WILLIAM BLAKE AND AFRICA.

By Nii B. Andrews.

William Blake (1757 – 1827) was largely ignored during his lifetime. 

He was thought to be mentally ill and he died poor and unheralded.

He wrote enigmatic poems laced with prophecies; he produced watercolor paintings; he had only one solo exhibition; none of his work was deemed popular or important.

From childhood, he was haunted by visions of angels, demons and strange apparitions.

EUROPE SUPPORTED BY AFRICA AND AMERICA. Does the linking of the arms show interdependence  – or a dependence of Europe on the other two? And the braid posits a binding together? Why do Africa and America have gold bangles on their upper arms; why do they look straight at the viewer while Europe has downcast eyes?

But Blake remained confident that posterity would absolve him and appreciate the quality of his artistic output. As far as he was concerned, he “labored upwards to futurity” – he was way ahead of his time.

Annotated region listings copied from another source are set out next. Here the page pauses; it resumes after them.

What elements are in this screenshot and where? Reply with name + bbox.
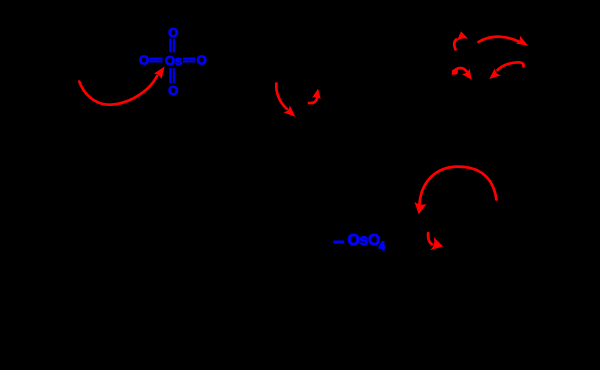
svg-text:Os: Os <box>165 53 182 68</box>
svg-text:4: 4 <box>379 241 386 253</box>
svg-text:OsO: OsO <box>348 232 381 249</box>
svg-text:O: O <box>168 83 178 98</box>
svg-text:O: O <box>197 53 207 68</box>
svg-text:O: O <box>139 53 149 68</box>
svg-text:O: O <box>168 25 178 40</box>
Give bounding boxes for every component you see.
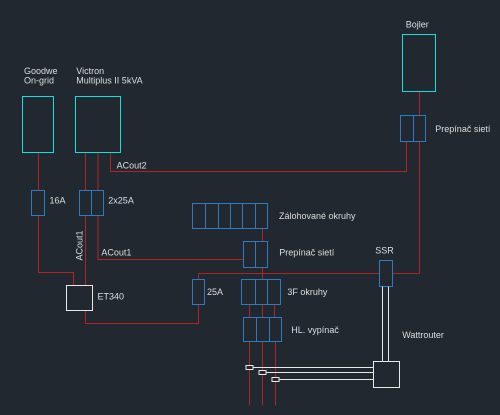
svg-text:ACout1: ACout1 [75, 230, 85, 260]
svg-text:SSR: SSR [375, 246, 394, 256]
svg-text:HL. vypínač: HL. vypínač [291, 325, 339, 335]
svg-text:Bojler: Bojler [406, 19, 429, 29]
svg-text:16A: 16A [50, 196, 66, 206]
svg-text:ACout1: ACout1 [101, 248, 131, 258]
svg-text:Wattrouter: Wattrouter [402, 330, 444, 340]
svg-text:2x25A: 2x25A [108, 196, 134, 206]
svg-text:ACout2: ACout2 [117, 160, 147, 170]
svg-text:3F okruhy: 3F okruhy [287, 287, 328, 297]
svg-text:Prepínač sietí: Prepínač sietí [279, 248, 335, 258]
svg-text:Multiplus II 5kVA: Multiplus II 5kVA [76, 75, 142, 85]
svg-text:Zálohované okruhy: Zálohované okruhy [279, 211, 356, 221]
svg-text:Prepínač sietí: Prepínač sietí [435, 124, 491, 134]
svg-text:25A: 25A [207, 287, 223, 297]
svg-text:On-grid: On-grid [24, 75, 54, 85]
svg-text:ET340: ET340 [98, 292, 125, 302]
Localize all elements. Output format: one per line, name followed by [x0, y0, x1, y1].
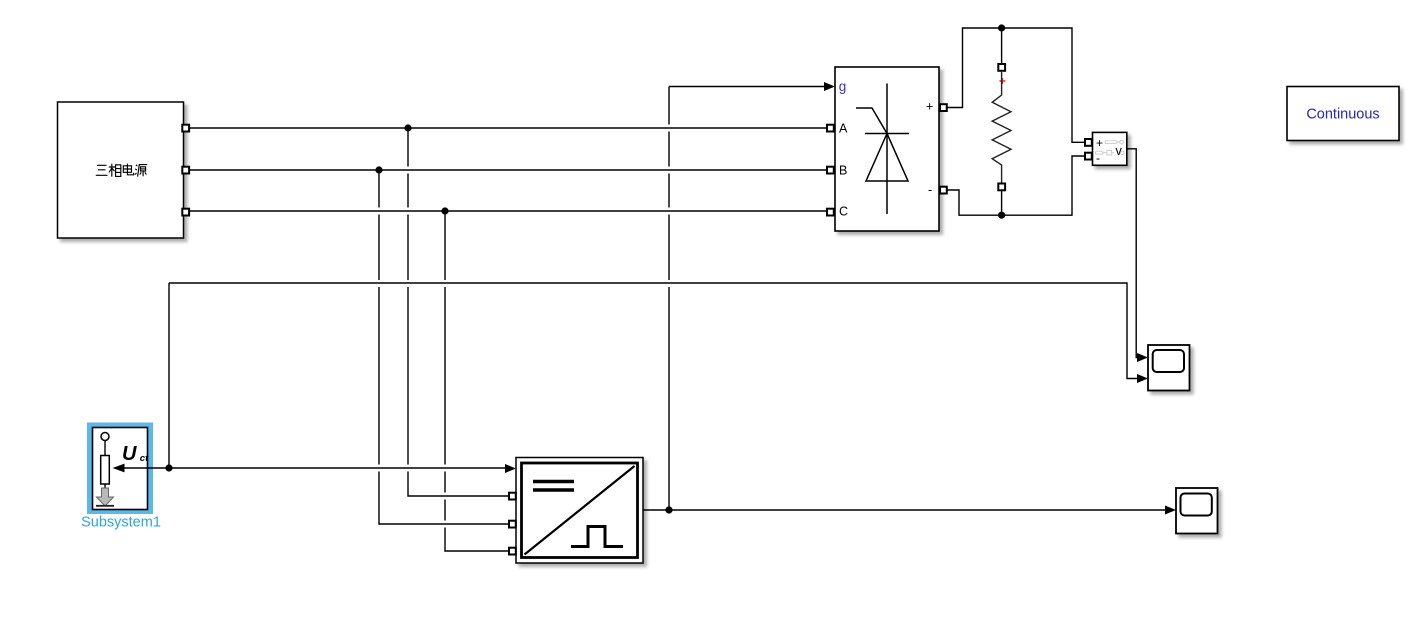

Today most art historians and scholars consider Blake a “model of the autonomous genius and isolated visionary”.

His poem, “The Little Black Boy” is interpreted by some readers from the perspective of presentism; tyranny though is the denial of nuance. 

For some of us the two striking paintings NEWTON and THE ANCIENT OF DAYS with the prominent display of the compasses in each have major resonance. 

Blake was a staunch defender of the fundamental role of art in society and the importance of artistic freedom. 

Since he lived during a time of political oppression, he served up searing critiques of the state and organized religion; he also assailed mind- forg’d manacles and the tyranny of Reason; he was a freedom loving idealist.

Blake had an abolitionist stance towards slavery. 

David Bindman in the catalog Blake, Slavery and the Radical Mind, wrote about Blake – “The physical enslavement of Africans was a consequence of the British elite’s own mental enslavement that only true artists and poets, like himself could see clearly”.

The almost constant themes in Blake’s art were liberation and bondage; the juxtaposition of bodies both chained and free abound in his visual images.

His radical ideas made him the chosen commissioned artist for the seminal book written by John Stedman on slavery in Surinam. 

The paintings though based on drawings by other artists, are still clearly differentiated as his own. 

His imagery hints at minds imprisoned, bodies contorted and brutalized. He succeeds in demonstrating the negative and horrific aspects of the institution.

The book publisher forced a considerable toning down of the anti slavery sentiments of the text and the artwork.

THE CELEBRATED GRAMAN QUACY.

That the state of the mind is shown by the condition of the body was Blake’s enduring metaphor for slavery and liberation. 

How can we not take due cognizance of this powerful allegory from the art of Blake as we remember and celebrate the YEAR OF RETURN – 400 years after the first African slaves arrived in America?

Does the current condition of our individual bodies, and our nation’s – and what about the earth (our collective body), reflect the state of our minds?

THE ANCIENT OF DAYS.

*****The William Blake retrospective is at London’s Tate Britain until February 2 2020.